Em pequena cidade em pé de serra, vazia de barulhos e de gente, três meninos cresceram juntos. Claro que havia mais crianças no pequeno grupo onde ainda se usava "Caminho Suave" e à vezes até palmatória, mas esse trio era diferente, amizade siamesa, xifópaga. Podia contar, onde um estava era só passar olho e achavam-se os outros. Se por acaso um era pego roubando fruta em quintal, castigo para os três. Cresciam pé no chão alegres e pregados. Frango caía de maduro de poleiro, direto na panela ou fogueira. Os pais dividiam e pagavam o vizinho enfezado com a traquinice.

Adolescentes, hormônios à flor da pele, suavam frio/quente de êxtase ao espiar as meninas nuas em banho de cachoeira. Exaustos, pernas bambas, seguiam em alegre silêncio até se prostrarem em gramado e bancos de praça. Nenhum pio, apenas as estrelas como companheiras. Logo, recompostos a algazarra de sempre. Três que valiam mil em contar detalhes e fechar de olhos.

O tempo. "Medida arbitrária da duração das coisas".

A pequena cidade não os cabia mais. Buscar rumo, não tinha jeito. Resolveram fazer concurso do Banco do Brasil, carreira promissora, futuro certo. Bota um estudar sem fim.

Vendas, botecos e zona. Tinha sim. Era pequena, mas como manda a tradição, a zona lá estava e sempre cheia, inclusive em dias de semana. Um terror das matronas.

Dizem que foi lá que nasceu a história do vendedor de panelas que, ao ser surpreendido pela noite em suas andanças, buscou pouso no único hotel da cidade. Banho tomado resolveu sair para aventura. Perguntou ao porteiro do hotel onde ficava a igreja. Com sorriso de mineiro cordial indicou direção. O mascate pegou o oposto:

— Uai, moço, a igreja é prá lá!

Maroto, respondeu em cochichos:

 — Eu vou é pra zona, sô, pelo que sei é sempre do lado contrário das igrejas. Padre ia deixar ser diferente?

Pois nem tempo tinham os três. Era um estudar que só. Montanhas de apostilhas chegavam quase todo dia pelo correio.

A prova foi na Capital. Belo Horizonte os recebeu barulhenta e com seu trânsito agarrado de sempre.

Exame feito, agora era esperar resultado.

Meses de agonia depois e, pronto, toca a comemorar. Fecharam todos os bares e vendas da cidade. No último, vendo que não iam embora, o dono proclamou:

– Toma a chave dos fundos. Vocês vão marcando o que beberem no caderno e depois acertam, vou dormir, o leiteiro passa cedo. Só não vão me botar fogo na venda!

A luz tinha caído como sempre e lampião de querosene iluminava o ambiente. Naquela noite o gato do armazém dormiu em paz sobre seu saco de arroz preferido e nem camundongo ousou botar bigode fora da toca, tamanho furdunço.

Dia amanhecendo, abraçados seguiram para a estação de trem, cada um ainda com uma garrafa de Fernet pela metade.

Tontos se jogaram no banco da velha estação se deixando ficar. Passou hora e mais hora. Num sobressalto o rapaz acordou. Cabeça doía que só. A luz do amanhecer entrava por seus olhos como zagaias afiadas. Na ponta do banco o cabo da polícia estava sentado com as mãos entre pernas e dedos entrelaçados. Sem nem olhar para o rapaz que conhecia desde molecote, com voz paternal lhe murmurou:

— Tá vendo, estudou tanto e agora que ia assumir o posto perdeu o trem. Seus amigos embarcaram tontos, mas foram. Tem vergonha, não?

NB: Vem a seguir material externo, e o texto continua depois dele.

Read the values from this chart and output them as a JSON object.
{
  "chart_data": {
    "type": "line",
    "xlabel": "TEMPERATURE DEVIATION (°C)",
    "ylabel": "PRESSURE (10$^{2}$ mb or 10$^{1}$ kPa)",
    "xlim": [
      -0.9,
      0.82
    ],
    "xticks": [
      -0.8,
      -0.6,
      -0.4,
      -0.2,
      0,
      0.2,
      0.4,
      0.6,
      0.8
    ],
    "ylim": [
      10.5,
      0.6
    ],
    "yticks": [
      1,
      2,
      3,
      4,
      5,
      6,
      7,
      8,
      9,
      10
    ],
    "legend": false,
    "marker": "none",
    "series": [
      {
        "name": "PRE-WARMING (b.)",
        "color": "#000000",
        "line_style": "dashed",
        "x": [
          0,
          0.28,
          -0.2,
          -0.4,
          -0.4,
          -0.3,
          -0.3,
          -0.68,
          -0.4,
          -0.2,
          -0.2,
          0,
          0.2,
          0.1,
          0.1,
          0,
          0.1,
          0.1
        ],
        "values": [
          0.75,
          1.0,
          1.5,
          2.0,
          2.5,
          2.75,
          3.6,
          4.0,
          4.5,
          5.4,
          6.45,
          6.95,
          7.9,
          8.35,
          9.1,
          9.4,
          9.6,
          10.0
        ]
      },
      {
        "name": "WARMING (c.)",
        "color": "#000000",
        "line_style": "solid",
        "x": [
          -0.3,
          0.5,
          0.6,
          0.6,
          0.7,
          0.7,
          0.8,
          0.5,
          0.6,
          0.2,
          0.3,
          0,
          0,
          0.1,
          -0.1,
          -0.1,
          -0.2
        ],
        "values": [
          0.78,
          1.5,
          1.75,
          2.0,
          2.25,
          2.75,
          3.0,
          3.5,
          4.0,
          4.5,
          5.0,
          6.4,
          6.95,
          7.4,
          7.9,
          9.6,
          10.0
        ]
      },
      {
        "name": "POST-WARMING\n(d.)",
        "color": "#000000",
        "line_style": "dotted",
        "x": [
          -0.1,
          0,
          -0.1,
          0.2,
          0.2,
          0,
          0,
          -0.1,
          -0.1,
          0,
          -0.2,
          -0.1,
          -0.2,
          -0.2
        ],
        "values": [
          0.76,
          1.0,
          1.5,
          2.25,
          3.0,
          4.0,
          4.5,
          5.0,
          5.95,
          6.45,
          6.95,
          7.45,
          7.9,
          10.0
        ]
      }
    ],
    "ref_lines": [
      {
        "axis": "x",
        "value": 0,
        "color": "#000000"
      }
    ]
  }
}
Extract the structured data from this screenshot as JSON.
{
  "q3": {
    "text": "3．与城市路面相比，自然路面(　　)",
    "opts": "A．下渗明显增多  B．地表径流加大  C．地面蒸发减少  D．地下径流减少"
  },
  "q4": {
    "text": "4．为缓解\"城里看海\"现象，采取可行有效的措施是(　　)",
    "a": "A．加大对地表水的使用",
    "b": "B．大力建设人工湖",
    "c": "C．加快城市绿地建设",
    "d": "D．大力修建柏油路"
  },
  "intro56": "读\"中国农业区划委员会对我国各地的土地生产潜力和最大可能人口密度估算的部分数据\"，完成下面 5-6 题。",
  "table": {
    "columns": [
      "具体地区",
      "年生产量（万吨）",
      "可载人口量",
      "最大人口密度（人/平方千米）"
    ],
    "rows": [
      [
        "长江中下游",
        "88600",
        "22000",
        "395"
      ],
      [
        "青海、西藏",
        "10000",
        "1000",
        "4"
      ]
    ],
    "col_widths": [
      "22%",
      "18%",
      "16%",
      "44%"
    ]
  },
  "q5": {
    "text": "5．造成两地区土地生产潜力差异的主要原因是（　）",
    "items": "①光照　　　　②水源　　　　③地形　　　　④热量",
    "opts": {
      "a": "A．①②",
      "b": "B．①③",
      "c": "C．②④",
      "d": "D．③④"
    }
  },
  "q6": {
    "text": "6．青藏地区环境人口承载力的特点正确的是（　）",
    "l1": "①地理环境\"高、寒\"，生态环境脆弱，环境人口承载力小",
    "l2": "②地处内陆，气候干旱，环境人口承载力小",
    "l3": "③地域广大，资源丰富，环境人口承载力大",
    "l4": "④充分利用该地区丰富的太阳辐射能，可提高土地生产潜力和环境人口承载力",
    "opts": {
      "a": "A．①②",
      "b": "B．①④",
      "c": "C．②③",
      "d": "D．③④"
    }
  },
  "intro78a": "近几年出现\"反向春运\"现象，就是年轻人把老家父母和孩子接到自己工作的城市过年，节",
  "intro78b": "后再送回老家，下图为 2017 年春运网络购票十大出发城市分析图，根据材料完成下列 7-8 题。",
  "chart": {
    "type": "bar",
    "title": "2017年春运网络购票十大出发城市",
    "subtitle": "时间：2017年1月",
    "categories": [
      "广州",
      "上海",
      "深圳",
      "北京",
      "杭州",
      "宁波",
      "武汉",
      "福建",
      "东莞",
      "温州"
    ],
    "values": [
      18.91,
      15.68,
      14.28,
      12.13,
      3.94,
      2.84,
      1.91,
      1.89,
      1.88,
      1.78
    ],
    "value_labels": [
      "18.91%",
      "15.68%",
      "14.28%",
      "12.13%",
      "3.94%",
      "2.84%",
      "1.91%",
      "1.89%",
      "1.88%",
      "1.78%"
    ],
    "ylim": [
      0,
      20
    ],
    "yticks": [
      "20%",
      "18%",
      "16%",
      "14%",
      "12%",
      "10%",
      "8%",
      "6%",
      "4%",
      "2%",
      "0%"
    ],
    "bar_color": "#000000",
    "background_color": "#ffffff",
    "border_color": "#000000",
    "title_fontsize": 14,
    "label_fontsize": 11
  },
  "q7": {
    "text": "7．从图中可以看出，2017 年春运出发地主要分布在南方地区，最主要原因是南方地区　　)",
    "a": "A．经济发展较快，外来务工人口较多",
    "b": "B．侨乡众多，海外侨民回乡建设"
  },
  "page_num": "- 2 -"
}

O moço aprumou, coçou cabeça e assim, do nada, começou com risada miúda, que foi crescendo, crescendo, até transbordar em gargalhada de rolar no chão. A cabeça doía, mas o riso era impossível de segurar.

Sem entender nada, o cabo já ia ficando era assustado.

— Enlouqueceu, rapaz? Eu vou é chamar o doutor e seu pai.

O moço ainda no chão de tanto rir, que doía corpo inteiro:

— Carece não cabo, carece não. É que na verdade só eu passei. Só eu é que ia viajar, os amigos vieram foi me trazer aqui na estação

Levou semana para os outros voltarem.